That’s as much of a spoiler as I’ll make in this post. By now, you have undoubtedly read wildly differing reviews of the movie. They are all true—depending on which dimension you inhabit.
As others have noted, this is a big, ambitious, “high concept” movie. Reviewers disagree on whether it delivers on its promise. The reviews I read all share the same problem: it is almost impossible to discuss the film without stumbling into spoilers.
I will say this:
- Anyone who can achieve mass-market appeal for a book or movie featuring physicists, theories about multiple dimensions, and space-time distortions gets a salute from me. Kudos to Jonathan and Christopher Nolan for raising popular awareness of numerous geeky subjects.
- The cinematography, special effects, musical score and most of the dialogue are top notch.
- Special effects support the storyline. In too many movies today, computer generated images and other trickery overwhelm the plot or mask the absence of one.

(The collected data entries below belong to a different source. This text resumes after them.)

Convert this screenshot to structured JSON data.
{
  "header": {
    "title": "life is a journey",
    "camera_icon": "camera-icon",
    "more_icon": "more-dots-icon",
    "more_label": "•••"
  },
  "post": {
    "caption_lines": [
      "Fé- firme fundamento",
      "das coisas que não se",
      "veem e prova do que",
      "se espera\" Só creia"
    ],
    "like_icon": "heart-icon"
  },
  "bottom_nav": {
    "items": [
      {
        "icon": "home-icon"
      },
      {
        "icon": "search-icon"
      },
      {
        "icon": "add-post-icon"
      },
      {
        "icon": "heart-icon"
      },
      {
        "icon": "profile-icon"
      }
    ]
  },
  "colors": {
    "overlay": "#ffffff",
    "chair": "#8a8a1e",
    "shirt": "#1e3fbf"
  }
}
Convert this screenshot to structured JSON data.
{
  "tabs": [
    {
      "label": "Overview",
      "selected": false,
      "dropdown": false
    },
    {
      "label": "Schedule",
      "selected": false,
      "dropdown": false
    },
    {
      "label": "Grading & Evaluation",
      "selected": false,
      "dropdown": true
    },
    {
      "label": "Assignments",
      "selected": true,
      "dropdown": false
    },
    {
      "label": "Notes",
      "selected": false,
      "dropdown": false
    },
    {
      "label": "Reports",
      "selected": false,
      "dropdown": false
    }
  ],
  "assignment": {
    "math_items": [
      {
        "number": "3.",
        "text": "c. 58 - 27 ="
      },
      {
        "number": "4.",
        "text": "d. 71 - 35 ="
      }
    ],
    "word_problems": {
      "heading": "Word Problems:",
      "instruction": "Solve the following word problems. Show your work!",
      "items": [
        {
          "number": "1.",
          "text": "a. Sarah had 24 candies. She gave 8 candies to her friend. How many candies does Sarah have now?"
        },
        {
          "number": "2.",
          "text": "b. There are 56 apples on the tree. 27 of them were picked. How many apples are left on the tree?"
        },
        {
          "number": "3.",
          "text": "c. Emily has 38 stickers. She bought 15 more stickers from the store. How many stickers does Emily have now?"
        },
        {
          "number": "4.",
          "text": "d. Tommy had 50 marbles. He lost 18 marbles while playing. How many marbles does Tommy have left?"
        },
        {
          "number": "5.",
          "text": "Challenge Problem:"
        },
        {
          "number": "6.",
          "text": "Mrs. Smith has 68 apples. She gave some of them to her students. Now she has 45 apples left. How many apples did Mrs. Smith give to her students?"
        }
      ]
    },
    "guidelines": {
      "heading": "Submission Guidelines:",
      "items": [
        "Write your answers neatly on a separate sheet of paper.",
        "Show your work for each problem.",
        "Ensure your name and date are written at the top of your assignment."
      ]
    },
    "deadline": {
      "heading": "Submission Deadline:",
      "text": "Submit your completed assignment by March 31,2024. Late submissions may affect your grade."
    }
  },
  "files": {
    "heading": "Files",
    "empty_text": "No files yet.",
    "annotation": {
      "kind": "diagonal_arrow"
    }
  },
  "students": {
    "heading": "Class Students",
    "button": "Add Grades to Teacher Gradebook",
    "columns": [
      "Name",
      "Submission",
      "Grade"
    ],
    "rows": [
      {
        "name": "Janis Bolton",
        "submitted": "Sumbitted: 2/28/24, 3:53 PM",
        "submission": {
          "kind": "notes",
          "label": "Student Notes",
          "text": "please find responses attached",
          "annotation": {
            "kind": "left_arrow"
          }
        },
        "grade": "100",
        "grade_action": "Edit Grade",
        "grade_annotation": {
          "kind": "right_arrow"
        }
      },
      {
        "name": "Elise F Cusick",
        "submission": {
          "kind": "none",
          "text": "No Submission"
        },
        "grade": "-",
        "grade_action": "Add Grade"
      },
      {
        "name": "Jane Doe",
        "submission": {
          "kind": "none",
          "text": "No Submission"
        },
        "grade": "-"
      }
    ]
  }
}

- This film, like Kubrick’s version of Arthur C. Clarke’s novel, 2001: A Space Odyssey, leaves many story elements unexplained. Whether that matters is an aesthetic question that viewers will answer differently. Monet left some patches of his Water Lilies canvas bare, and it distracted me a little, but I’m a bit OCD.
- One scene, shot through the windshield, of Matthew McConaughey driving his truck looks exactly like the Lincoln commercial he made. That definitely should have been cut and may require a recall.
- Ranking Interstellar among the greatest space flicks of all time is almost certainly premature. I would need to see it again at least once (which I hope to do), and I hate those kinds of comparisons anyway. It may not even be the best movie this year. But it is a damn fine one.
If you have not seen Interstellar, I recommend that you find an IMAX screen and do so. Two hours and forty-nine minutes later, you will feel like you have been on a very long and exciting trip, while everyone else will merely be almost three hours older.